SPUR Talk: Dutch Lessons on Sea Level Rise and the Built Environment
If San Francisco doesn’t want to end up flooded, it better learn from the Dutch. That was the theme of a panel discussion held yesterday afternoon at the San Francisco Bay Area Planning and Urban Research Association (SPUR)’s downtown location. “Holland has a culture of urgency. Compared to our experiences here, they’re not hung up about collective action,” said Tom Leader with TLS Landscape Architecture. “They just make things happen.”
Leader, along with other panelists and members of SPUR’s staff, got to tour and study water infrastructure in the Netherlands last Fall. Laura Tam, SPUR’s Sustainable Development Policy Director, who moderated the discussion, said how impressed they were with Dutch infrastructure and the country’s capacity for “economic resilience and regeneration” after floods.
Michael Yarne, a panelist with BUILD, focused on the politics and land ownership economics that allow the Dutch to build large infrastructure projects, such as dikes and other water diversion and pumping systems, in the middle of cities. “I kept scratching my head, how do they do it? How do they manage to invest in this kind of long-term, high quality investment?” he said. The answer surprised him and, unfortunately, would be difficult to duplicate. “95 percent of the land in Amsterdam is owned by the government,” he said. “Almost every project you see, private or public, is on a ground lease. It allows…a highly efficient public sector that knows how to negotiate with the private sector.”
Yarne explained that because most of the land is collectively owned, it allows the city to think longer term about the value of large public works projects. “Our land and tax system doesn’t allow us to do this, but that doesn’t mean we can’t learn from the Netherlands,” he said.
For example, he showed a picture of a Dutch dike. But it didn’t look like a big wall holding back water, as one might expect. Instead, it is topped off with paths and greenery and a playground. “The infrastructure is so integrated that you don’t even notice it…the dikes create a whole new landscape.”
Collaborating and creating large-scale water-management infrastructure is something that grew out of necessity in the Netherlands, he explained. Because of constant flooding and the disease it brings, centuries ago the Netherlands formed “water boards” to manage and control water flow. “Property owners banded together to…manage the dikes,” he explained.

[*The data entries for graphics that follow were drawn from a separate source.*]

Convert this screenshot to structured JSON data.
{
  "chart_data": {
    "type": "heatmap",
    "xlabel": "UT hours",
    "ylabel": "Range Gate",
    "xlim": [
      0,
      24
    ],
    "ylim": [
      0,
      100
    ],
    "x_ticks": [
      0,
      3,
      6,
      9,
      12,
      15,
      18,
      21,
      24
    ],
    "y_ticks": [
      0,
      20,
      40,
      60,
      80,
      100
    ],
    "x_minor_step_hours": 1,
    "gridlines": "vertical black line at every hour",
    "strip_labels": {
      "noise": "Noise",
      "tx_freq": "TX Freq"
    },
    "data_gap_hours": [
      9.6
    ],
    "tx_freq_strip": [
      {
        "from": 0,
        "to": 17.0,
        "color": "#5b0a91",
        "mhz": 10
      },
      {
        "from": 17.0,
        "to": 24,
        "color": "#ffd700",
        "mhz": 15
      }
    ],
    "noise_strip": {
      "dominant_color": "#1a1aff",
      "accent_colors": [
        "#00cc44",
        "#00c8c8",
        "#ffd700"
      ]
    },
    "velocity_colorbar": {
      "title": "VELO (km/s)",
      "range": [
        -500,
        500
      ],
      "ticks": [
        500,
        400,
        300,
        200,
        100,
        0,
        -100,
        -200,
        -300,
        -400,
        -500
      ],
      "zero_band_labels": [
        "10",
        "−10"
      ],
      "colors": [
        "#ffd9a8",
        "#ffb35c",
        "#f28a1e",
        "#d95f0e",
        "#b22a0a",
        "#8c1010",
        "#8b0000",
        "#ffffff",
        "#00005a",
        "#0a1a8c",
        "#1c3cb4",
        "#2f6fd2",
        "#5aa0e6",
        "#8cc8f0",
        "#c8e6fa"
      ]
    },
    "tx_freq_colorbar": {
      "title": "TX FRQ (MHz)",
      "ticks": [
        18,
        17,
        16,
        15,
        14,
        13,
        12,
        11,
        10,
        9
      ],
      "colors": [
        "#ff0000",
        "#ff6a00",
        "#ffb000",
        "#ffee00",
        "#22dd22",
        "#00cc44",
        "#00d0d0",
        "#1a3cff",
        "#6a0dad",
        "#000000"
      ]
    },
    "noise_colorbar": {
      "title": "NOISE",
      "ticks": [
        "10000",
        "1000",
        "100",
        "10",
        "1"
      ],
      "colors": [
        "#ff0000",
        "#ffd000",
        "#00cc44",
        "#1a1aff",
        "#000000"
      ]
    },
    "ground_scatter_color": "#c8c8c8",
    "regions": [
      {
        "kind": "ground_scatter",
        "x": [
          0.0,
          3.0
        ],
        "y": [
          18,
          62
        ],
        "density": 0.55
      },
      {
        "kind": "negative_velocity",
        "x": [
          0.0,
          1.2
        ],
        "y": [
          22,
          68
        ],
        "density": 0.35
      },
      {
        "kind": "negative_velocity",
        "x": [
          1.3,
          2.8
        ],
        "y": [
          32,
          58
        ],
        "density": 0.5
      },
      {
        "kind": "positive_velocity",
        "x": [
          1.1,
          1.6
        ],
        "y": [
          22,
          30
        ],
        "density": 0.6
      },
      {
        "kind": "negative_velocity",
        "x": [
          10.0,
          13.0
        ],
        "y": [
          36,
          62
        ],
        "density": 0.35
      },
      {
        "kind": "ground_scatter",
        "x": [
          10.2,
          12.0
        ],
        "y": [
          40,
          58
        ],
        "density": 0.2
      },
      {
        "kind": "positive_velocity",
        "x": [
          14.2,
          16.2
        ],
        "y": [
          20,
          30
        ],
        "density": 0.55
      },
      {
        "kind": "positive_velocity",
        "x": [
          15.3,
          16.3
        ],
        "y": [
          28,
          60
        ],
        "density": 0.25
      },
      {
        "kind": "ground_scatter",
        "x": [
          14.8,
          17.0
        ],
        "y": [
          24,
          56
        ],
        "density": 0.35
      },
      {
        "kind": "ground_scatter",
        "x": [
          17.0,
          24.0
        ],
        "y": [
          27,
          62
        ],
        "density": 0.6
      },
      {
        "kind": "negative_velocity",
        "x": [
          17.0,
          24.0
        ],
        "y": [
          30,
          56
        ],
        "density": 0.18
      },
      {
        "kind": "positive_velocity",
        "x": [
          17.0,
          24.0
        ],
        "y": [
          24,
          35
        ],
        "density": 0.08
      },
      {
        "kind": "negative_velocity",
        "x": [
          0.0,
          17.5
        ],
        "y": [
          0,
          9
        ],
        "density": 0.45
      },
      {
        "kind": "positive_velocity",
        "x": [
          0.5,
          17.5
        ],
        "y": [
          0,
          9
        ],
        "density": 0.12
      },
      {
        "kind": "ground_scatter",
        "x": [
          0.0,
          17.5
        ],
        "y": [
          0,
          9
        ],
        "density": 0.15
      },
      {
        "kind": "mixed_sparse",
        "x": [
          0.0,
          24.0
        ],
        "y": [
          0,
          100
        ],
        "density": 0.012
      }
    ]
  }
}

Andrew Wolfram of TEF Design gave an even more dramatic example of how the Dutch have collaborated on huge water projects. He talked about the Nijmegen, a city on the Waal river. “The river has a bottleneck,” said Wolfram. “And when there’s excessive rains…the lower areas of the city flood, including the historic center. So a project they’ve been studying for a long time is to relocate the dike and the river.”
The project was named the “Room for the River Project” and it involved creating a bypass around the pinch point in the river so water would have someplace to go aside from the historic core when there are heavy rains. They also created a new island and bridges. But, in Dutch tradition, they didn’t stop there. “They created an amphitheater along the river, so it could be occupied during the summer,” said Wolfram. “It’s become an integral part of the city.”
“In Amsterdam, when it rains ‘where does the water go’ is always the question,” said Leader. He talked about a parking lot where they replaced the asphalt with a mosaic of concrete and permeable gravel, so that water can drain straight down into a pumping system.
He also showed photos of the Water Square in Rotterdam. It appears to be a large public square with several levels. But its actually part of a large pumping system. And during a heavy rain, if the drainage is overwhelmed, the depressed areas can be filled with water and double as a catch basin. “Clearly this is taking the bull by the horns; putting functional urgency in the center of these squares,” he said. “We’ve been ripping out plazas that are below the street, but the Dutch are doing the opposite to contain and manage water.”
So what does this say about the Bay Area and how it will respond to rising sea levels–and the increased danger of flooding that it carries? The panelists pointed out that even if the Bay Area builds a system of large dikes around the Bay, at some point a bad flood may overwhelm them. San Francisco, they said, needs to manage floods and prepare diversions and storage areas for when the worst happens. “As we start to build levees towards the Bay, where will water go?” said Leader. “The city itself has to manage its own run-off.”
An audience member reminded everyone that in the 1953 North Sea Flood, dikes failed and about 2,000 people died. They learned from that experience. “The Dutch have a saying that water always wins,” said the audience member. “It’s not about the walls, it’s about the integration.”
The panelists added that the kind of infighting and parochial interests that jam up large public works projects in the Bay Area are less prevalent in the Netherlands. Leader said the Bay Area will change its priorities too. “This will be changed by natural catastrophe,” he added. “But I wish it can happen sooner.”